- Born: 28 October 1892 Rajkot, Rajkot State, British India
- Died: 5 April 1956 (aged 63) Phoenix, Natal Province, South Africa
- Spouse: Sushila Mashruwala (1927–1956)
- Children: Sita; Arun; Ela;
- Parent(s): Mahatma Gandhi Kasturba Gandhi

= Manilal Gandhi =

Son of Mahatma Gandhi

Manilal Mohandas Gandhi (28 October 1892 – 5 April 1956) was the second son of Mahatma Gandhi and Kasturba Gandhi.

==Biography==
Manilal was born in Rajkot, British India, the second of four sons of Mohandas Gandhi and Kasturba Gandhi. He had an older brother, Harilal, and two younger brothers, Ramdas and Devdas.

Manilal's early years were spent in Rajkot, and it was in 1897 that he traveled to South Africa for the first time (his father having moved there several years previously). The family lived for a time in Durban and Johannesburg. Between 1906 and 1914, he lived at the Phoenix Settlement (in KwaZulu-Natal) and Tolstoy Farm (in Gauteng), both settlements established by his father.

After a brief visit to India (accompanying his parents), Manilal returned to South Africa in 1917 to assist in printing the Indian Opinion, a Gujarati-English weekly publication, at Phoenix, Durban. By 1918, Manilal was doing most of the work for the press, and in 1920, he took over as editor. He remained editor of Indian Opinion until 1956, the year of his death. Manilal died from a cerebral thrombosis following a stroke.

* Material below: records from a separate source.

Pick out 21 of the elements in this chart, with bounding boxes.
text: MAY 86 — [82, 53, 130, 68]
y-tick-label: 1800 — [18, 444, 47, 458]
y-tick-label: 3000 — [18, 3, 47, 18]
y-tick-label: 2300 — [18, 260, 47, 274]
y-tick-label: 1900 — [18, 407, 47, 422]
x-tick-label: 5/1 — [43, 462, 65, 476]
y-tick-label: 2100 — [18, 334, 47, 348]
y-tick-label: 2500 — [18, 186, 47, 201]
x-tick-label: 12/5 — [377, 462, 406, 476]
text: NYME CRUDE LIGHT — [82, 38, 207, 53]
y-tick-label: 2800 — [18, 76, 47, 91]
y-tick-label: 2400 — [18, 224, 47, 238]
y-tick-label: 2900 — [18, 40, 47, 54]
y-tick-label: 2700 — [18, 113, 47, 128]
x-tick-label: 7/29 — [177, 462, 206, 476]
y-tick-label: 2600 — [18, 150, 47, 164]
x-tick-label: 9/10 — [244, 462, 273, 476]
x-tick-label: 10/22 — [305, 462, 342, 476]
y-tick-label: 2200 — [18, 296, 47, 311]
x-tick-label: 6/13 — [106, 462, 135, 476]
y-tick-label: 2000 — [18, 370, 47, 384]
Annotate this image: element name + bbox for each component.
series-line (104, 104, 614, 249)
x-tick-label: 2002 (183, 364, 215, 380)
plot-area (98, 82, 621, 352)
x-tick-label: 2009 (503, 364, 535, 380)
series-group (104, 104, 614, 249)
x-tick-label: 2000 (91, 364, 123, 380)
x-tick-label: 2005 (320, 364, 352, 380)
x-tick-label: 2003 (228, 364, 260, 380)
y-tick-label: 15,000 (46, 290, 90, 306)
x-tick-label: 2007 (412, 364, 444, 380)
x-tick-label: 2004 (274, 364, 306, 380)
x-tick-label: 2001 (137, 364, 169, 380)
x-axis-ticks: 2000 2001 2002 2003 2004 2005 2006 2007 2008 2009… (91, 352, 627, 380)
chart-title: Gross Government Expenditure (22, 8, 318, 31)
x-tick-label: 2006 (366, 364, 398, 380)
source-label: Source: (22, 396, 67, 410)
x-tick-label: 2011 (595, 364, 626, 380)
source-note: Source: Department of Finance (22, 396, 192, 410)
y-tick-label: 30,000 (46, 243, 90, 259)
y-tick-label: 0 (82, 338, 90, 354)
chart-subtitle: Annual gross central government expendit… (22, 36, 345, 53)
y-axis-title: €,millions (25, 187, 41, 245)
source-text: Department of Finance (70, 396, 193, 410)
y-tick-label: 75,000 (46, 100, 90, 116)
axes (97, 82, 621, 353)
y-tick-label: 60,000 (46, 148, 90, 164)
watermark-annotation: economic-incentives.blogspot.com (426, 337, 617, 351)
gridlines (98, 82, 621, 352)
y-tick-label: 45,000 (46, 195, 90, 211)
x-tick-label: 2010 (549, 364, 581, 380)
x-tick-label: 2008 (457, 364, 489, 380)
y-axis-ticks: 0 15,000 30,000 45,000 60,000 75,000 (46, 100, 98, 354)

Like his father, Manilal was also sent to prison several times by the British colonial government after protesting against what he perceived as unjust laws. He was one of the initial 78 marchers to accompany Gandhi on the 1930 Salt March, for which he was imprisoned.

==Personal life==
In 1926, Manilal informed his father Mahatma Gandhi about Fatima Gool, with whom he had fallen in love in South Africa. Fatima was a Muslim of Gujrati descent. But Gandhi conveyed his disagreement because of the different religions of the two and wrote:If you stick to Hinduism and Fatima follows Islam it will be like putting two swords in one sheath; or you both may lose your faith. And then what should be your children's faith? ... It is not dharma, only adharma if Fatima agrees to conversion just for marrying you. Faith is not a thing like a garment which can be changed to suit our convenience.In 1927, Manilal married Sushila (24 August 1907 – 1988), a woman from his own community and similar background, in a match arranged by their families in the usual Indian way. Sushila was the daughter of Nanabhai Mashruwala of Akola, Bombay State, and the niece of Kishorlal Mashruwala, a close associate of Gandhi and a resident of Sevagram ashram. It was Mahatma Gandhi who sought her hand for his second son; the match was arranged, and after the wedding, Sushila duly joined her husband in South Africa. They had three children:
- Sita Dhupelia (1928-1999), elder daughter
- Arun Manilal Gandhi (1934–2023), son
- Ela Gandhi Ramgobin (b. 1940), younger daughter

==Legacy==
Manilal's children Arun and Ela were also social-political activists. Uma D. Mesthrie, Sita's daughter, published a biography on Manilal.

==Notes==
- Mesthrie, Uma Dhupelia. Gandhi's Prisoner? The Life of Gandhi's Son Manilal. Permanent Black: Cape Town, South Africa, 2003.